Project to share literary classics across the continent gets EU backing

Twentieth-century literary classics by some of Wales' most renowned authors such as T.H. Parry-Williams and Kate Roberts will be made available to readers across Europe as part of a new project being funded by the European Union.

Wales Literature Exchange is one of seven key European partners involved in Schwob - a project led by The Dutch Foundation for Literature which has recently been granted a €200,000 subsidy as part of the EU’s Culture Programme.

Schwob was launched in the Netherlands in 2011 to facilitate the promotion of literature, not yet translated, from all parts of Europe. It applied for the EU grant to allow it to expand into an international network and become a European portal for the best unknown books of world literature, in partnership with literature foundations in six other countries, including Wales.

Working together, the partners will choose, distribute and promote a selection of 'Schwob titles’, described as “exceptional but hard to find or undiscovered modern classics that whet the appetite” - from each of the participating countries and further afield. The selected titles will be presented to publishers and promoted through Schwob's website, at festivals and through other activities.

Based at Aberystwyth University, Wales Literature Exchange acts as a translation junction connecting writers, translators and publishers in Wales and abroad. The Exchange’s partnership with Schwob signals the introduction of a new arm to its translation network.

Sioned Puw Rowlands, Director of Wales Literature Exchange, said: “The news of support from Europe for the Schwob project is significant for Wales. It’s an opportunity for the Exchange to extend its work promoting the translation of mostly contemporary literature from Wales to Welsh classics. It will also help provide opportunities for readers to discover in Welsh and English, modern classics from other countries”.

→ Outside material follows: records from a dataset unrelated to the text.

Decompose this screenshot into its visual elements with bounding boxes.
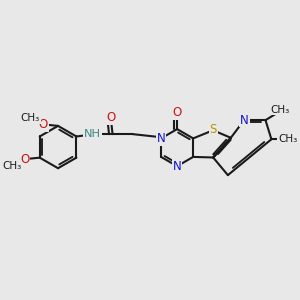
Text: N: N (240, 114, 249, 127)
Text: CH₃: CH₃ (270, 105, 290, 115)
Text: CH₃: CH₃ (278, 134, 297, 144)
Text: S: S (209, 123, 217, 136)
Text: O: O (39, 118, 48, 131)
Text: O: O (172, 106, 182, 119)
Text: O: O (106, 111, 116, 124)
Text: CH₃: CH₃ (21, 113, 40, 123)
Text: NH: NH (84, 129, 101, 139)
Text: N: N (173, 160, 182, 173)
Text: CH₃: CH₃ (2, 160, 22, 171)
Text: N: N (157, 132, 166, 145)
Text: O: O (20, 153, 30, 166)
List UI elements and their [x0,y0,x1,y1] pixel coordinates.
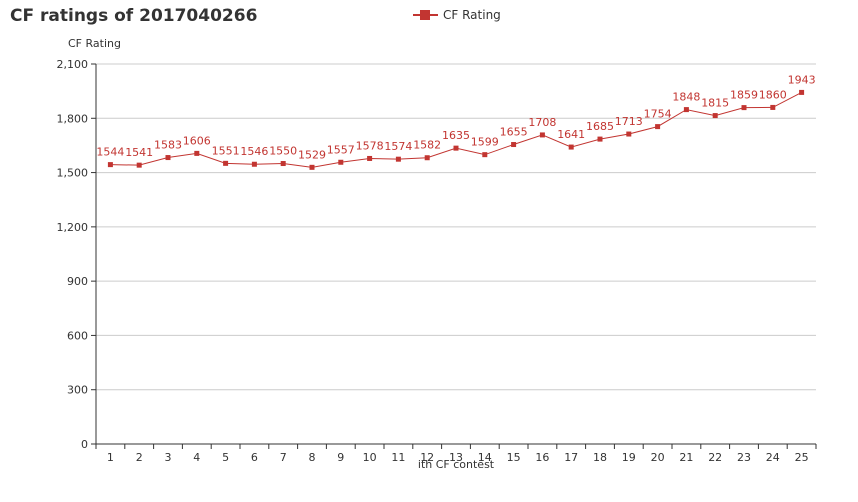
x-tick-label: 16 [535,451,549,464]
data-point[interactable] [367,155,373,161]
x-axis-title: ith CF contest [418,458,495,471]
x-tick-label: 9 [337,451,344,464]
y-tick-label: 1,800 [57,112,89,125]
data-label: 1708 [528,116,556,129]
x-tick-label: 15 [507,451,521,464]
data-label: 1685 [586,120,614,133]
x-tick-label: 19 [622,451,636,464]
x-tick-label: 23 [737,451,751,464]
data-point[interactable] [568,144,574,150]
x-tick-label: 13 [449,451,463,464]
data-label: 1860 [759,88,787,101]
data-point[interactable] [597,136,603,142]
data-label: 1529 [298,148,326,161]
data-label: 1546 [240,145,268,158]
data-label: 1859 [730,89,758,102]
y-tick-label: 0 [81,438,88,451]
data-point[interactable] [799,89,805,95]
data-label: 1557 [327,143,355,156]
x-tick-label: 14 [478,451,492,464]
data-point[interactable] [223,160,229,166]
x-tick-label: 12 [420,451,434,464]
y-tick-label: 1,500 [57,167,89,180]
data-point[interactable] [741,105,747,111]
x-tick-label: 5 [222,451,229,464]
data-label: 1713 [615,115,643,128]
x-tick-label: 6 [251,451,258,464]
data-point[interactable] [626,131,632,137]
data-point[interactable] [770,104,776,110]
data-label: 1541 [125,146,153,159]
series-cf-rating[interactable] [107,89,805,170]
x-tick-label: 11 [391,451,405,464]
data-label: 1550 [269,145,297,158]
data-label: 1578 [356,139,384,152]
x-tick-label: 8 [309,451,316,464]
x-tick-label: 21 [679,451,693,464]
data-label: 1848 [672,91,700,104]
data-label: 1599 [471,136,499,149]
data-point[interactable] [539,132,545,138]
x-tick-label: 3 [165,451,172,464]
data-point[interactable] [712,113,718,119]
x-tick-label: 1 [107,451,114,464]
data-label: 1655 [500,126,528,139]
data-point[interactable] [395,156,401,162]
data-point[interactable] [338,159,344,165]
data-label: 1544 [96,146,124,159]
x-tick-label: 24 [766,451,780,464]
data-point[interactable] [136,162,142,168]
x-tick-label: 4 [193,451,200,464]
y-tick-label: 900 [67,275,88,288]
data-point[interactable] [453,145,459,151]
data-label: 1641 [557,128,585,141]
data-point[interactable] [194,150,200,156]
x-tick-label: 2 [136,451,143,464]
data-label: 1583 [154,139,182,152]
data-point[interactable] [251,161,257,167]
data-point[interactable] [280,161,286,167]
x-tick-label: 25 [795,451,809,464]
x-tick-label: 7 [280,451,287,464]
data-point[interactable] [482,152,488,158]
data-label: 1815 [701,97,729,110]
data-label: 1754 [644,108,672,121]
y-tick-label: 300 [67,384,88,397]
legend-line-marker-icon [413,8,438,22]
y-axis-title: CF Rating [68,37,121,50]
x-tick-label: 17 [564,451,578,464]
x-tick-label: 20 [651,451,665,464]
data-label: 1582 [413,139,441,152]
data-label: 1606 [183,134,211,147]
data-label: 1574 [384,140,412,153]
x-tick-label: 18 [593,451,607,464]
data-label: 1635 [442,129,470,142]
legend[interactable]: CF Rating [413,7,501,23]
data-point[interactable] [309,164,315,170]
data-label: 1943 [788,73,816,86]
y-tick-label: 600 [67,329,88,342]
data-point[interactable] [165,155,171,161]
y-tick-label: 1,200 [57,221,89,234]
y-tick-label: 2,100 [57,58,89,71]
data-point[interactable] [424,155,430,161]
data-point[interactable] [655,124,661,130]
data-point[interactable] [107,162,113,168]
x-tick-label: 22 [708,451,722,464]
data-point[interactable] [511,142,517,148]
data-point[interactable] [683,107,689,113]
chart-title: CF ratings of 2017040266 [10,6,258,26]
grid-lines [96,63,816,391]
data-label: 1551 [212,144,240,157]
legend-label: CF Rating [443,8,501,22]
x-tick-label: 10 [363,451,377,464]
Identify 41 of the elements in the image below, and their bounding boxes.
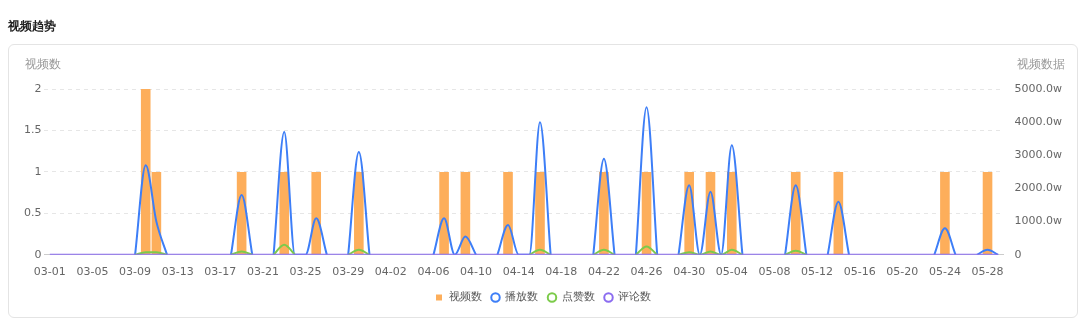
x-tick-label: 05-08 — [758, 265, 791, 279]
x-tick-label: 05-16 — [843, 265, 876, 279]
y-axis-title: 视频数 — [25, 57, 61, 72]
y2-tick-label: 5000.0w — [1014, 81, 1063, 95]
y2-tick-label: 1000.0w — [1014, 214, 1063, 228]
legend-label: 播放数 — [505, 290, 538, 304]
y-tick-label: 0 — [34, 247, 42, 261]
x-tick-label: 04-18 — [545, 265, 578, 279]
y-tick-label: 0.5 — [23, 206, 42, 220]
x-tick-label: 03-13 — [161, 265, 194, 279]
y2-tick-label: 2000.0w — [1014, 181, 1063, 195]
x-tick-label: 05-20 — [886, 265, 919, 279]
y-tick-label: 2 — [34, 81, 42, 95]
y2-axis-title: 视频数据 — [1017, 57, 1065, 72]
x-tick-label: 03-29 — [332, 265, 365, 279]
x-tick-label: 04-26 — [630, 265, 663, 279]
x-tick-label: 03-09 — [119, 265, 152, 279]
x-tick-label: 04-22 — [587, 265, 620, 279]
x-tick-label: 03-21 — [246, 265, 279, 279]
x-tick-label: 05-24 — [928, 265, 961, 279]
x-tick-label: 03-25 — [289, 265, 322, 279]
y2-tick-label: 0 — [1014, 247, 1022, 261]
x-tick-label: 03-05 — [76, 265, 109, 279]
x-tick-label: 04-30 — [673, 265, 706, 279]
x-tick-label: 04-14 — [502, 265, 535, 279]
x-tick-label: 05-12 — [801, 265, 834, 279]
x-tick-label: 04-02 — [374, 265, 407, 279]
x-tick-label: 04-10 — [460, 265, 493, 279]
y-tick-label: 1.5 — [23, 123, 42, 137]
x-tick-label: 03-01 — [33, 265, 66, 279]
chart-title: 视频趋势 — [7, 18, 57, 35]
y2-tick-label: 4000.0w — [1014, 115, 1063, 129]
legend-label: 评论数 — [618, 290, 651, 304]
x-tick-label: 05-04 — [715, 265, 748, 279]
y2-tick-label: 3000.0w — [1014, 148, 1063, 162]
legend-label: 点赞数 — [561, 290, 595, 304]
x-tick-label: 05-28 — [971, 265, 1004, 279]
x-tick-label: 03-17 — [204, 265, 237, 279]
x-tick-label: 04-06 — [417, 265, 450, 279]
y-tick-label: 1 — [34, 164, 42, 178]
legend-label: 视频数 — [448, 290, 482, 304]
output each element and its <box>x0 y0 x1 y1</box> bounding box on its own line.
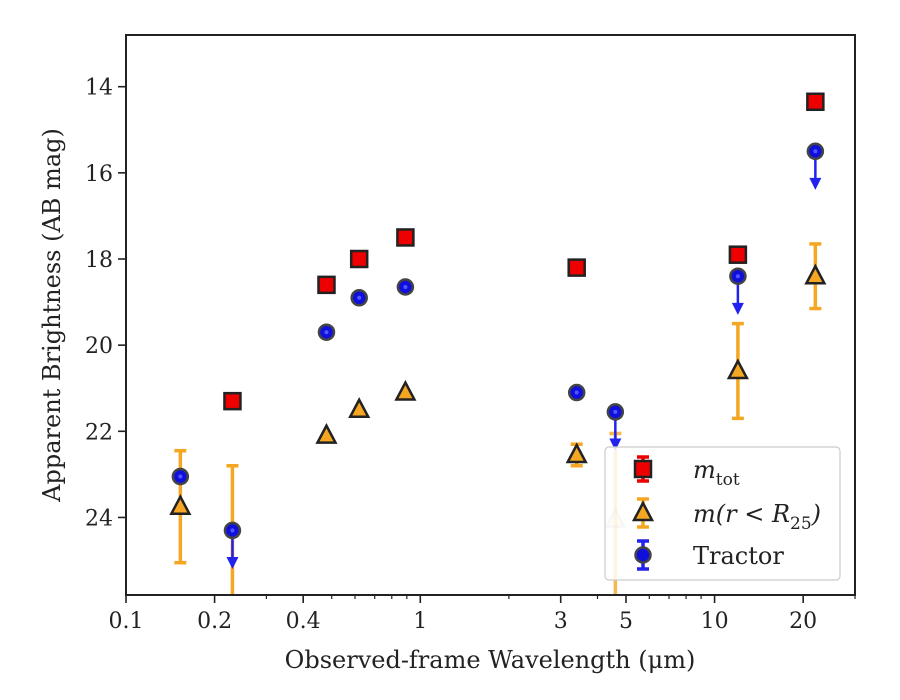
x-tick-label: 10 <box>701 609 729 634</box>
square-marker <box>567 258 586 277</box>
y-tick-label: 14 <box>85 76 113 101</box>
x-tick-label: 3 <box>554 609 568 634</box>
circle-center <box>735 274 740 279</box>
y-tick-label: 18 <box>85 248 113 273</box>
legend-entry: m(r < R25) <box>631 497 821 534</box>
square-marker <box>349 249 369 269</box>
square-marker <box>317 275 336 295</box>
square-marker <box>223 391 242 411</box>
legend-entry: mtot <box>633 455 740 490</box>
legend-label: Tractor <box>693 542 784 570</box>
square-marker <box>728 245 748 264</box>
plot-frame <box>125 34 856 596</box>
legend-square-marker <box>633 459 653 479</box>
circle-center <box>574 390 579 395</box>
y-tick-label: 16 <box>85 162 113 187</box>
triangle-marker <box>315 422 338 444</box>
x-tick-label: 0.4 <box>286 609 321 634</box>
triangle-marker <box>348 397 371 419</box>
y-tick-label: 20 <box>85 334 113 359</box>
x-tick-label: 5 <box>619 609 633 634</box>
circle-center <box>324 330 329 335</box>
y-tick-label: 24 <box>85 506 113 531</box>
x-tick-label: 20 <box>789 609 817 634</box>
triangle-marker <box>804 263 827 285</box>
legend-triangle-marker <box>631 500 655 522</box>
circle-center <box>813 149 818 154</box>
y-axis-label: Apparent Brightness (AB mag) <box>38 128 66 503</box>
legend: mtot m(r < R25) Tractor <box>604 446 841 581</box>
square-marker <box>396 228 415 247</box>
x-tick-label: 1 <box>413 609 427 634</box>
legend-label: mtot <box>693 456 740 490</box>
triangle-marker <box>169 494 192 515</box>
triangle-marker <box>565 442 588 464</box>
legend-box <box>604 446 841 581</box>
circle-center <box>178 474 183 479</box>
y-tick-label: 22 <box>85 420 113 445</box>
x-tick-label: 0.1 <box>109 609 144 634</box>
axes: 0.1 0.2 0.4 1 3 5 10 20 14 16 18 20 22 24 <box>85 34 856 634</box>
circle-center <box>230 528 235 533</box>
circle-center <box>357 295 362 300</box>
x-tick-label: 0.2 <box>197 609 232 634</box>
legend-label: m(r < R25) <box>693 500 821 534</box>
legend-entry: Tractor <box>634 539 784 571</box>
circle-center <box>613 409 618 414</box>
x-axis-label: Observed-frame Wavelength (μm) <box>285 646 696 674</box>
triangle-marker <box>726 358 749 380</box>
plot-content <box>169 92 827 595</box>
legend-circle-marker <box>634 546 652 564</box>
circle-center <box>403 285 408 289</box>
triangle-marker <box>394 379 417 401</box>
square-marker <box>806 92 825 112</box>
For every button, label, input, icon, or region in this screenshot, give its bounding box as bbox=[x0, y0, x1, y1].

Welcoming the news of the EU subsidy, Alexandra Koch, Dutch editor-in-chief of Schwob, said:

“It’s fantastic and important news. It means not just that – in this time of cuts to culture funding – we can continue our efforts to bring ‘art house’ books to the attention of Dutch publishers and readers, but that Schwob can actually be taken to a higher level and become a European movement”.

Notes to Editors

1)      Wales Literature Exchange

Wales Literature Exchange, based at the Mercator Institute, Aberystwyth University, works across the globe to facilitate the translation of Wales' literature. Translation grants are available to foreign publishers for the translation of literary works from Wales. The Exchange also participates in international book fairs, and works with translators, publishers and festivals abroad to promote the literature and writers of Wales internationally. The Exchange initiated a new joint venture – Translators’ House Wales – with Tŷ Newydd, the national writers’ centre for Wales (now part of Literature Wales) in 2009. A sister programme established in 2001, the international platform for literary exchange and translation, Literature Across Frontiers, is also based at the Mercator Institute, Aberystwyth University. The Exchange has been a revenue client of the Arts Council of Wales for over ten years, and is supported since April 2011 by Literature Wales.